Among its many applications the PDF formalism led to solution of the long sought 'load-independent index of diastolic function' (LIIDF) problem, and to the realization that left ventricular volume at diastasis is the in vivo equilibrium volume of the left ventricle.
 In addition, kinematic characterization of diastolic function has advanced understanding of form and function via the relationship of vortex formation and endocardial motion to achieve optimal volume pumping in diastole. Additional insight into the physiology of diastole has been achieved by the recognition that hydraulic forces, generated by the time varying cross sectional area difference between the left atrium and left ventricle, play a role in longitudinal volume accommodation by the ventricle.

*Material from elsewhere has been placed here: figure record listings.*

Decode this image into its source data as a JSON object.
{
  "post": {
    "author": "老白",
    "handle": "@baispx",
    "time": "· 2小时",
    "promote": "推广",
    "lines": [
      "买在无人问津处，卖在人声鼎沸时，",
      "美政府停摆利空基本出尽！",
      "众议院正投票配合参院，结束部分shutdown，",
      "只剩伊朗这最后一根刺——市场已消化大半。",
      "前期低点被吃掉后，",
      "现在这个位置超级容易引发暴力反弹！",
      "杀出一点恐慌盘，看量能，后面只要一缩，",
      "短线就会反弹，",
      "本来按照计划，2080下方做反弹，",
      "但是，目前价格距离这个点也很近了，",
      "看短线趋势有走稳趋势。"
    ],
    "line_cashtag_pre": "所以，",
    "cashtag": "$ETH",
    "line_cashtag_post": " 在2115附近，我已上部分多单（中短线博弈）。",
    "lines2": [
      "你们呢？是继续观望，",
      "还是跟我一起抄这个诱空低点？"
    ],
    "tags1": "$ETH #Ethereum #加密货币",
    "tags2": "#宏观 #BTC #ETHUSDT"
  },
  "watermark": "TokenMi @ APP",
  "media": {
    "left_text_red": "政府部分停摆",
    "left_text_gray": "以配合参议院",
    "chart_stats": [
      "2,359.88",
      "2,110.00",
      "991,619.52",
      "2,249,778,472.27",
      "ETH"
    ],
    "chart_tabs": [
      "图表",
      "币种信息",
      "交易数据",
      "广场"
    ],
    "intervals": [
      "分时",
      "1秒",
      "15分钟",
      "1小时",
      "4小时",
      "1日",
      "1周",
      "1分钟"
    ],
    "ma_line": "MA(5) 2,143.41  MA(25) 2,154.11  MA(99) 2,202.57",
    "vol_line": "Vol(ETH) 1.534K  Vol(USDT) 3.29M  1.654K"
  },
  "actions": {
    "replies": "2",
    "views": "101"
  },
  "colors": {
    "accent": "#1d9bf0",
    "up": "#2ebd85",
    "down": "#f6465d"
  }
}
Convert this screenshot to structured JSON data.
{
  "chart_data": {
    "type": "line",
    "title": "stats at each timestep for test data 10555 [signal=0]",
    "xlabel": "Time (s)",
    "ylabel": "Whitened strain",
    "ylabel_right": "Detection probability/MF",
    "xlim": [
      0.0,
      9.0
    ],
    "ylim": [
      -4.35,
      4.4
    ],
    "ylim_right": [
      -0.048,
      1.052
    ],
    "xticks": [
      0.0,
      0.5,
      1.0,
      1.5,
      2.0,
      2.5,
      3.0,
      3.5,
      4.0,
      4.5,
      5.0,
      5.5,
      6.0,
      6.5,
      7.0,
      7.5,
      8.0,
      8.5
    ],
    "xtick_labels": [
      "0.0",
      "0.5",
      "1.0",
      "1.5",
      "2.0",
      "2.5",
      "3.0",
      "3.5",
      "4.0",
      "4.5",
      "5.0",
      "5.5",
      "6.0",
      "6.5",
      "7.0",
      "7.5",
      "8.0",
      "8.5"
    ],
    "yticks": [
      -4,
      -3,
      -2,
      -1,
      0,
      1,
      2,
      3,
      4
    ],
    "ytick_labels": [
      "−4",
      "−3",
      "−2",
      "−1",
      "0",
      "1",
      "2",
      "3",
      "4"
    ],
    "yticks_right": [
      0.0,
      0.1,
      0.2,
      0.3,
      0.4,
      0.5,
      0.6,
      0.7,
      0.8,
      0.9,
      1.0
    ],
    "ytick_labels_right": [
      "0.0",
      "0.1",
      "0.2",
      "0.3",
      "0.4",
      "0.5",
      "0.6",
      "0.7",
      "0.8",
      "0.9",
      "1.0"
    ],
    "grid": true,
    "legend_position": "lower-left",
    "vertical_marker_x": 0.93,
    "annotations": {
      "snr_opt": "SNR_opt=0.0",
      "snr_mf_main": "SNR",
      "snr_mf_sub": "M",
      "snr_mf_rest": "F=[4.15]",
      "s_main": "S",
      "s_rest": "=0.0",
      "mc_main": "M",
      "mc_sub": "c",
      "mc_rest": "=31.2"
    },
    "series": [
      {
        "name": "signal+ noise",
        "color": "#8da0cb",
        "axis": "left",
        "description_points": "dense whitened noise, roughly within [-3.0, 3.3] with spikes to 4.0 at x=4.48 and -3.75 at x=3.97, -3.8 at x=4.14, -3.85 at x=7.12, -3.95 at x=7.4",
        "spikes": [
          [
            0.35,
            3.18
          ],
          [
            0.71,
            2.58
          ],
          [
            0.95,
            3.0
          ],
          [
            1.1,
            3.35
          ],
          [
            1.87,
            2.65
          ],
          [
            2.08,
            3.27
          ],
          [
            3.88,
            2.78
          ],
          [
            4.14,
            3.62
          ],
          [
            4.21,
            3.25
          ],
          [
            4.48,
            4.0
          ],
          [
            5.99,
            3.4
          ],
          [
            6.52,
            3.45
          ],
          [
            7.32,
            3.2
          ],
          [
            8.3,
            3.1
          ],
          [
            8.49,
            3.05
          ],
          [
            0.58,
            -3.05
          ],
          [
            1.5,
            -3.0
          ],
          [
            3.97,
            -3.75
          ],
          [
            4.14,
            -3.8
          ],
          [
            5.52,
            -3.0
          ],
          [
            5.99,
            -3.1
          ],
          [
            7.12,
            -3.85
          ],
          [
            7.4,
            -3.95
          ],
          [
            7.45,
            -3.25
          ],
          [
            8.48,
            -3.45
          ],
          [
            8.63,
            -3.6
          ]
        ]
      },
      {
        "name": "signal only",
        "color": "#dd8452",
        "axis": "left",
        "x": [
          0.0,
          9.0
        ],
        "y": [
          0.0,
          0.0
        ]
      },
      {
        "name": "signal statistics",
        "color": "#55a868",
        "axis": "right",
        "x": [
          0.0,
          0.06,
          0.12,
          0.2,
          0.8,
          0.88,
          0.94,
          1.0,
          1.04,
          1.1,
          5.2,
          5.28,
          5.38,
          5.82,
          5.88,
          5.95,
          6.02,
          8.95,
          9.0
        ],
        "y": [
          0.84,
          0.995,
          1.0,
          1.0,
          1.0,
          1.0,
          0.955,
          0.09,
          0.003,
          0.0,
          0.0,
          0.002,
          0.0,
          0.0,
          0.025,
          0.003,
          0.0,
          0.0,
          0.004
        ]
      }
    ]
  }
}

Kovács spends about half of his time on clinical activities, including performing diagnostic cardiac catheterizations involving simultaneous echocardiography complemented by related cardiac MRI techniques.
In addition, he has taught a one semester, BME department, junior level course on Quantitative Cardiovascular Physiology.

==Selected publications==

- Chung C, Shmuylovich L, Kovács SJ. "What global diastolic function is, what it is not, and how to measure it." American Journal of Physiology Heart and Circulatory Physiology doi:10.1152/ajpheart.00436.2015.
- Shmuylovich L, Chung CS, Kovács SJ, Yellin E, Nikolic SD. Point-Counterpoint: Left ventricular volume during diastasis IS/IS NOT the physiologic in-vivo equilibrium volume and IS/IS NOT related to diastolic suction? Journal of Applied Physiology 2009 Dec 24. (JAPPL-01399-2009).
- Shmuylovich L, Kovács SJ. Stiffness and relaxation components of the exponential and logistic time-constants may be used to derive a load-independent index of isovolumic pressure decay. American Journal of Physiology Heart and Circulatory Physiology 2008 Dec 295(6):H2551-9. Epub 2008 Oct 24.
- Zhang W, Kovács SJ. The Diastatic Pressure-Volume Relationship Is Not the Same as the End-Diastolic Pressure-Volume Relationship. American Journal of PhysiologyHeart and Circulatory Physiology 2008doi:10.1152/ajpheart.00200.
- Riordan MM, Weiss EP, Meyer TE, Ehsani AA, Racette SB, Villareal D, Fontana L, Holloszy JO, Kovács SJ. The Effects of Caloric Restriction- and Exercise-Induced Weight Loss on Left Ventricular Diastolic Function. American Journal of Physiology Heart and Circulatory Physiology 2008 294:H1174-82.
- Chung CS, Kovács SJ. The Physical Determinants of Left Ventricular Isovolumic Pressure Decline: Model Prediction with in-vivo Validation. American Journal of Physiology, Heart and Circulatory Physiology 2008 294:1589-1596.

==Honors==
Kovács received the Sjöstrand Medal in Physiology from the Swedish Society of Clinical Physiology and Medicine in 2007. He was elected President of the Cardiovascular System Dynamics Society (CSDS) in 2006 and served until 2008. He is a recipient of the Öcsi Bácsi Award of Caltech's TAPIR Group. He is a distinguished foreign member of the Hungarian Society of Cardiology. He has been elected twice as president of the Barnes-Jewish Hospital Medical Staff Association (2003-2004 and 2015–2016) and served as a member of the Board of Barnes-Jewish Hospital (2015-2016). He is the recipient of Barnes-Jewish Hospital Medical Association's Lifetime Achievement "Master Physician" Award, April 2017.
In May 2018, for his contributions to quantitative cardiovascular physiology and mathematical modeling of heart pumping function, Kovács received an honorary degree from Lund University, Faculty of Medicine. For his contributions to elucidating the physiology of diastole he was elected Honorary Member of the Hungarian Academy of Sciences in 2022.